Légumes de France : Reconquérir des parts de marché et de la valeur

Publié le 25 novembre 2016

Des producteurs vauclusiens avaient fait le déplacement, ici devant la pyramide aux accents créoles. © M.S.

Organisation de la filière et communication. Face à la puissance de la grande distribution, à l’insuffisance du soutien de l’État, aux attaques médiatiques, les producteurs de légumes veulent peser dans la filière, sans subir la loi du plus fort. Pour cela, ils veulent mettre en avant la valeur de leurs produits, face à des consommateurs de plus en plus sensibles à un approvisionnement de proximité et de qualité, qui soutient les emplois au cœur des territoires.

« Les volumes de légumes importés ne sont pas nos ennemis », lance Jacques Rouchaussé lors de son discours de clôture du 60e congrès de Légumes de France. La veille, il a tenu les mêmes propos lors des visites de terrain à la rencontre des producteurs guadeloupéens, victimes eux aussi de la concurrence de leurs voisins, aux coûts de production bien moindres (4 euros par jour pour Saint Domingue).
« Les volumes importés sont nos opportunités de demain. La communication sur nos produits et nos pratiques, la modernisation de nos entreprises sont les leviers qui nous permettront de reprendre les parts de marchés que nous avons perdues », poursuit Jacques Rouchaussé. « Si vous critiquez leurs produits, vous risquez de dévaloriser le produit auprès du consommateur, qui risque de s’en désintéresser. Il vaut mieux valoriser l’origine du produit, créer un label qui permettra de mettre en avant nos emplois. » D’autant qu’« aujourd’hui, le prix n’est plus le critère principal d’achat », confirme Dominique Marmier, président de Familles rurales. « Les consommateurs s’intéressent aux aspects santé et à l’approvisionnement local pour soutenir l’économie. »
À congrès anniversaire, congrès d’exception. Pour marquer les 70 ans de Légumes de France et son 60e congrès, l’association spécialisée ‘légumes’ de la FNSEA s’est déplacée en Guadeloupe avec 150 congressistes. Durant 5 jours, ils ont alterné travail en salle et visites sur le terrain, afin de découvrir l’agriculture insulaire. Au-delà des spécificités de la production insulaire, ils ont pu constater des problématiques très similaires à l’Hexagone, ne serait-ce que pour le coût de la main-d’œuvre, l’accès à l’eau, la diminution des solutions phytosanitaires, les risques climatiques… Après la sécheresse l’an passé, les producteurs guadeloupéens ont également été très touchés cette année par les très fortes pluies. Une situation qui fait écho aux intempéries qu’a connues l’Hexagone.

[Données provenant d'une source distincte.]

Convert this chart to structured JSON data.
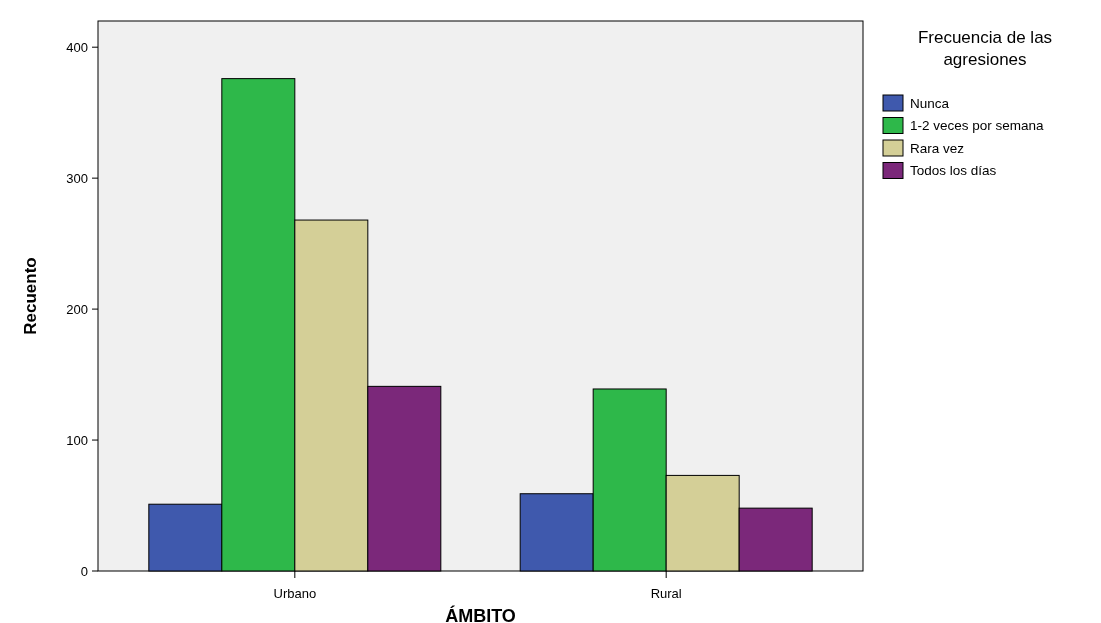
{
  "chart_data": {
    "type": "bar",
    "xlabel": "ÁMBITO",
    "ylabel": "Recuento",
    "legend_title": "Frecuencia de las agresiones",
    "categories": [
      "Urbano",
      "Rural"
    ],
    "series": [
      {
        "name": "Nunca",
        "color": "#3f59ad",
        "values": [
          51,
          59
        ]
      },
      {
        "name": "1-2 veces por semana",
        "color": "#2eb84a",
        "values": [
          376,
          139
        ]
      },
      {
        "name": "Rara vez",
        "color": "#d4cf97",
        "values": [
          268,
          73
        ]
      },
      {
        "name": "Todos los días",
        "color": "#7b287a",
        "values": [
          141,
          48
        ]
      }
    ],
    "ylim": [
      0,
      420
    ],
    "yticks": [
      0,
      100,
      200,
      300,
      400
    ],
    "grid": false,
    "legend": "right"
  }
}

Aucun maillon de la filière ne gagne de l’argent.

« Dans les produits frais, et notamment en fruits et légumes, personne dans la filière ne gagne de l’argent », tel est le constat de l’observatoire des prix et des marges que souligne Jacques Rouchaussé ; car les prix de vente au consommateur sont trop bas, et cela à cause de la guerre de tranchée que se livrent les GMS, se servant des fruits et légumes comme produits d’appel. Quant à l’observation des marges, « un peu de transparence ne nuirait probablement pas à la crédibilité des chiffres. Et un peu de courage dans la distribution, pour expliquer au consommateur que quelques centimes supplémentaires peuvent sauver des entreprises et des emplois, ne nuirait pas à la consommation de fruits et légumes. (…) Mais il est préférable de saigner le producteur, pour faire croire au consommateur qu’il fait l’affaire du siècle en achetant 3 kg de carottes au prix d’un expresso. »
Depuis l’embargo russe, la filière prône le patriotisme alimentaire et le consommateur entend ce discours, ses comportements d’achats évoluent et contraignent les distributeurs à évoluer dans leurs pratiques. « Mais nous devons sans cesse veiller à ne pas nous faire confisquer cette marge acquise. » L’interdiction par le législateur des rabais, remises, ristournes, s’est en effet traduite en contrats de coopération commerciale, contrats de prestations annexes… « Nous nous réjouissons que l’Etat commence enfin à poursuivre des distributeurs pour ces pratiques », faisant ainsi référence au cas de Carrefour.
Et pour conclure le congrès, ni ministre de l’Agriculture, ni ministre de l’Outre-Mer…, pourtant invités. Stéphane Le Foll avait tout de même transmis un message vidéo, dont le principal enseignement est le maintien pour 2017 de l’aide pour la modernisation des serres. Le programme P3A doté de 22 millions d’euros a permis de remonter 100 ha à 150 ha de serres. Il est accompagné de dotations des régions, très disparates de l’une à l’autre. « Nous évaluons à 100 ha/an le potentiel pour 2017/2018 », indique Christophe Rousse, secrétaire général adjoint.